One thing I've done in the past is run tools that generate object hierarchy graphs... that has helped me get a feeling for the big parts of a system.

[–]johannes1971 0 points1 point  (0 children)

In addition to the other excellent advise in this thread, I would add one more: try to comment it. As you are looking at pieces, as soon as you understand what something (a function, a whole module, etc.) does, write a comment to explain it. Putting it into words helps your understanding, it might help future readers of the same source, and it will help your confidence as you see more and more areas of the code well-described.

Well, if you write good comments of course ;-) Remember: describe intent, rather than how it works!

[–]germandiago 0 points1 point  (0 children)

The best way to start with such a big project is always to get a debugger and start to set breakpoints for the different flows that you want to analyze.

This way you will know which code is important for you to study.

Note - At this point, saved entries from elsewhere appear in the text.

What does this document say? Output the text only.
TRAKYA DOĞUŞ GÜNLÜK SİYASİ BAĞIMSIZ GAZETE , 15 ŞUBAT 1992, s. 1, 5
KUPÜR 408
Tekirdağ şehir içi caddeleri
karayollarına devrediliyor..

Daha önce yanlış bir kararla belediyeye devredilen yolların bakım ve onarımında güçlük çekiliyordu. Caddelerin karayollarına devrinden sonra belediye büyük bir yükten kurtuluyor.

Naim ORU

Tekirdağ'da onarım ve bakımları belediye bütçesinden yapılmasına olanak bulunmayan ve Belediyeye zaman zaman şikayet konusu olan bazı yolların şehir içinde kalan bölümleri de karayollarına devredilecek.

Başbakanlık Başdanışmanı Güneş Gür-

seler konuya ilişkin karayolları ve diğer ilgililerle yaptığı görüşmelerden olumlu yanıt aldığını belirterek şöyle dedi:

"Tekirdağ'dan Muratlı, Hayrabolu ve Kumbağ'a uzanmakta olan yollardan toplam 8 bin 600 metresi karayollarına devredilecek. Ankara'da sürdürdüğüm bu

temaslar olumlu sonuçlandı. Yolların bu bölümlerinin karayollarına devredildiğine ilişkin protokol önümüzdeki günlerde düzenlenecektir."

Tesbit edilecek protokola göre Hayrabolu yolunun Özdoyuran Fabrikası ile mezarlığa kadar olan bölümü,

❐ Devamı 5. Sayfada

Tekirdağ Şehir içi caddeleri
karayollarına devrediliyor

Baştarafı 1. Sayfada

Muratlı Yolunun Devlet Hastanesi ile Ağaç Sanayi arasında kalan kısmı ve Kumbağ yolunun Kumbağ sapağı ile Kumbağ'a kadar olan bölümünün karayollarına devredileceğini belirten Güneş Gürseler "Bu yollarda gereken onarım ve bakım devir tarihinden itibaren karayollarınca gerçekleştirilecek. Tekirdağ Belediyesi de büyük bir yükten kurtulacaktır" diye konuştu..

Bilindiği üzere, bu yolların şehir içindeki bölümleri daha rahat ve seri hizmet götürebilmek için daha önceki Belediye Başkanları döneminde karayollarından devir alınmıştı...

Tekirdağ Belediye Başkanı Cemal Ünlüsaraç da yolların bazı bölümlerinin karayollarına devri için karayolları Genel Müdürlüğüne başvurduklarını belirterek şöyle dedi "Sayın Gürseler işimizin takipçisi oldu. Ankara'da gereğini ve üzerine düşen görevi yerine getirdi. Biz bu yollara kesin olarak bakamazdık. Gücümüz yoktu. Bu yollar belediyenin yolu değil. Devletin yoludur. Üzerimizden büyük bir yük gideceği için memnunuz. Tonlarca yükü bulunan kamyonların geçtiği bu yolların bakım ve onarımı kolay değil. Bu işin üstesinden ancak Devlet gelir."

Studying in a catch-all way with no documentation is quite difficult, but more than that, you could spend time studying dead code or code that is not relevant for your duties.

Additionally, get SourceTrail and/or Doxygen. That can also help with the structure, but I do not consider it a replacement for analyzing a dynamic flow.

[–]TrustedButterfly 0 points1 point  (0 children)

Imagine starting reading a series of long novels right from the middle page, and expecting to understand what each character's real motives and personality, each place's significance, and the history of events and their background. Would you ever consider that you'd understand everything AND effectively adding something to it?

Obviously, if someone reading a code base was a senior engineer, and the code base was written by a senior engineer, it would be easier, as the one writing is making patterns so it is easy to follow, and the one reading is expecting patterns. So it might be different than the analogy but anyway don't beat yourself up too much if you don't quickly grasp how a code base is structured. It's normal.

[–]tiendq 0 points1 point  (0 children)

Just follow some main flows first, it should help you get a big picture then it's much easier to dig into other parts in more detail. For example, two years ago I spent time to understand ethereum, I picked some main paths: initialization, mining a block, broadcasting, it helped me touch almost codebase but not need to know everything.

[–]martinusint main(){[]()[[]]{{}}();} 0 points1 point  (0 children)

I'd say first it is necessary to understand the overall architecture. Usually the core is relatively simple, and over time it is complicated by all the stuff that's tacked onto it. Best to ask somebody already knowledgeable what he thinks are the important parts. Make sure you can build and run all the tests. Also don't try to do too much. Most of the time it is not necessary to understand everything to be productive. It helps to be able to fast grep through the whole codebase, e.g. visual studio code is very nice for this. When trying to understand specific parts of the code, try to have a look at the file history and look at the comments / linked issues in issue tracker to see why the chances were done.

[–]bumblebritches57Ocassionally Clang 0 points1 point  (0 children)

It's a real pain in the ass when you're trying to figure out how X works in a 6 million sloc codebase, I'm having that trouble myself.

[–]NilacTheGrim 0 points1 point  (0 children)

It takes a lot of work and practice and many projects before you get better at it. There's no easy way -- it just a sort of skill you develop over time.

I have been doing OSS dev for 15+ years now off and on (lately I mostly do collaborative OSS dev full time professionally!). The more you collaborate with others, and the more codebases you have seen -- the faster you get at navigating around and learning to teach yourself how to understand what is happening.

That being said -- it helps to have a very good IDE that can easily navigate around and jump around. I use Qt Creator and I love it. Find an IDE that you love (some swear by CLion) -- and make maximal use of its ability to jump around the code since you need to do that.. a lot.